L'autre rétorquait en disant:

"Et moi alors?"

Finalement on a supplié l'un des gardiens qui a été en bons termes avec nous de dire ce qui s'est passé. Et il nous a raconté ceci:

Hajib'd-Dawlih dès qu'il vit Varqà lui dit: Finalement vous avez fait ce que vous vouliez faire.

Nous n'avons rien fait - répondit Varqà.

"Quoi de plus ignoble que le crime (Il s'agit de l'assassinat du Shah. Et le chef de la police s'imaginait que les Baha'is étaient les complices de l'assassin) que vous avez commis", hurla Hajib'd-Dawlih. "Dis maintenant lequel de vous deux vais-je tuer le premier, toi ou ton fils?"
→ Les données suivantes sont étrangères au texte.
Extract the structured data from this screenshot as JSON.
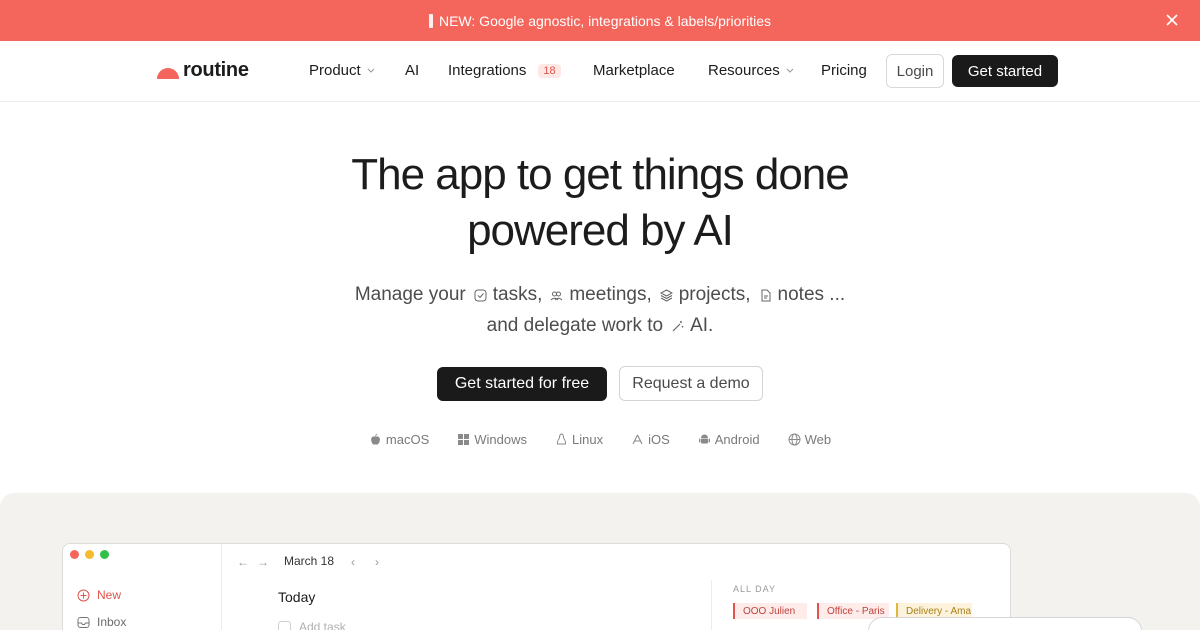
{
  "banner": {
    "text": "NEW: Google agnostic, integrations & labels/priorities"
  },
  "nav": {
    "logo": "routine",
    "items": [
      {
        "label": "Product"
      },
      {
        "label": "AI"
      },
      {
        "label": "Integrations",
        "badge": "18"
      },
      {
        "label": "Marketplace"
      },
      {
        "label": "Resources"
      },
      {
        "label": "Pricing"
      }
    ],
    "login": "Login",
    "get_started": "Get started"
  },
  "hero": {
    "line1": "The app to get things done",
    "line2": "powered by AI",
    "sub": {
      "manage": "Manage your",
      "tasks": "tasks,",
      "meetings": "meetings,",
      "projects": "projects,",
      "notes": "notes ...",
      "delegate": "and delegate work to",
      "ai": "AI."
    },
    "cta_primary": "Get started for free",
    "cta_secondary": "Request a demo"
  },
  "platforms": [
    "macOS",
    "Windows",
    "Linux",
    "iOS",
    "Android",
    "Web"
  ],
  "preview": {
    "date": "March 18",
    "sidebar": {
      "new": "New",
      "inbox": "Inbox"
    },
    "today": "Today",
    "add_task": "Add task",
    "all_day": "ALL DAY",
    "events": [
      "OOO Julien",
      "Office - Paris",
      "Delivery - Ama"
    ]
  },
  "colors": {
    "accent": "#f4655b",
    "dark": "#1a1a1a"
  }
}
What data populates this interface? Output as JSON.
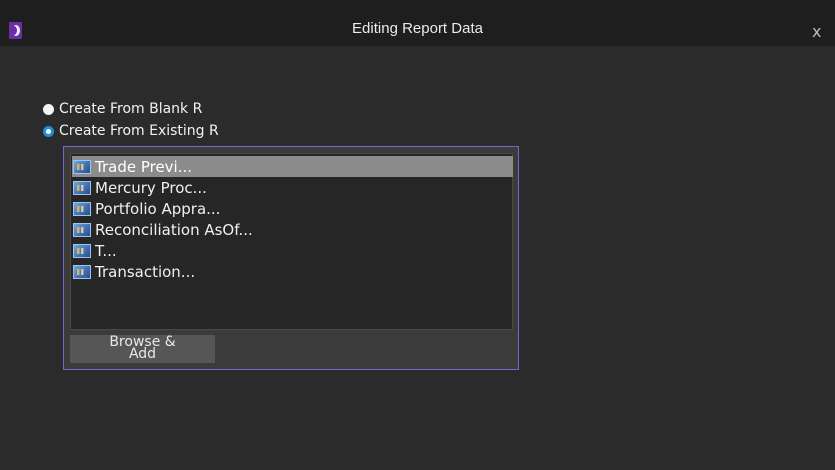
{
  "window": {
    "title": "Editing Report Data",
    "close_glyph": "x",
    "app_icon": "moon-logo-icon"
  },
  "options": [
    {
      "label": "Create From Blank R",
      "selected": false
    },
    {
      "label": "Create From Existing R",
      "selected": true
    }
  ],
  "reports": {
    "items": [
      {
        "label": "Trade Previ...",
        "icon": "report-icon",
        "selected": true
      },
      {
        "label": "Mercury Proc...",
        "icon": "report-icon",
        "selected": false
      },
      {
        "label": "Portfolio Appra...",
        "icon": "report-icon",
        "selected": false
      },
      {
        "label": "Reconciliation AsOf...",
        "icon": "report-icon",
        "selected": false
      },
      {
        "label": "T...",
        "icon": "report-icon",
        "selected": false
      },
      {
        "label": "Transaction...",
        "icon": "report-icon",
        "selected": false
      }
    ]
  },
  "browse_button": {
    "line1": "Browse &",
    "line2": "Add"
  },
  "colors": {
    "background": "#2b2b2b",
    "titlebar": "#1e1e1e",
    "accent_radio": "#1f8fe0",
    "list_border": "#6a6ad0",
    "selected_row": "#8c8c8c"
  }
}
"Peu importe lequel", répondit Varqà.

Alors Hajib'd-Dawlih tira son épée et l'enfonça dans le coeur de Varqà en disant:

"Et bien, comment vas-tu?"

"Mieux que toi", répondit Varqà.

Ensuite Hajib'd-Dawlih fit signe aux bourreaux de mettre le corps de Varqà en pièces.

Ruh'u'llah voyant son sang jaillir du corps déchiqueté de son père, criait et pleurait en disant

"Papa, papa, amène-moi avec toi".

Hajib'd-Dawlih lui dit:

"Ne pleure pas, je te prends chez moi, je demanderai au Shah un bon grade pour toi et tu seras bien payé".

Je ne veux ni grade, ni argent. C'est mon père que je veux. C'est chez lui que je veux aller". Et il se mit à pleurer.

Alors Hajib'd-Dawlih ordonna qu'on apporte une corde pour l'étrangler. N'ayant pas trouvé de corde on a apporté un falakih, de la corde duquel on s'est servi pour étrangler Ruh'u'llah. L'enfant commença à se débattre en agonisant. On abandonna son corps sans vie pour venir vous chercher. Et juste à ce moment le cadavre de l'enfant sursauta pour se jeter à plusieurs pas plus loin.

Ce sursaut du cadavre de l'enfant terrifia Hajib'd-Dawlih au point qu'il quitta immédiatement la prison en ordonnant de jeter les deux cadavres dans un puits.

"Les deux autres je les tuerai demain", dit-il en quittant la prison.

Ainsi se termina la vie de l'enfant surdoué qu'était Ruh'u'llah. Et son dernier mot avant d'expirer fut l'invocation de BAHA'U'LLAH.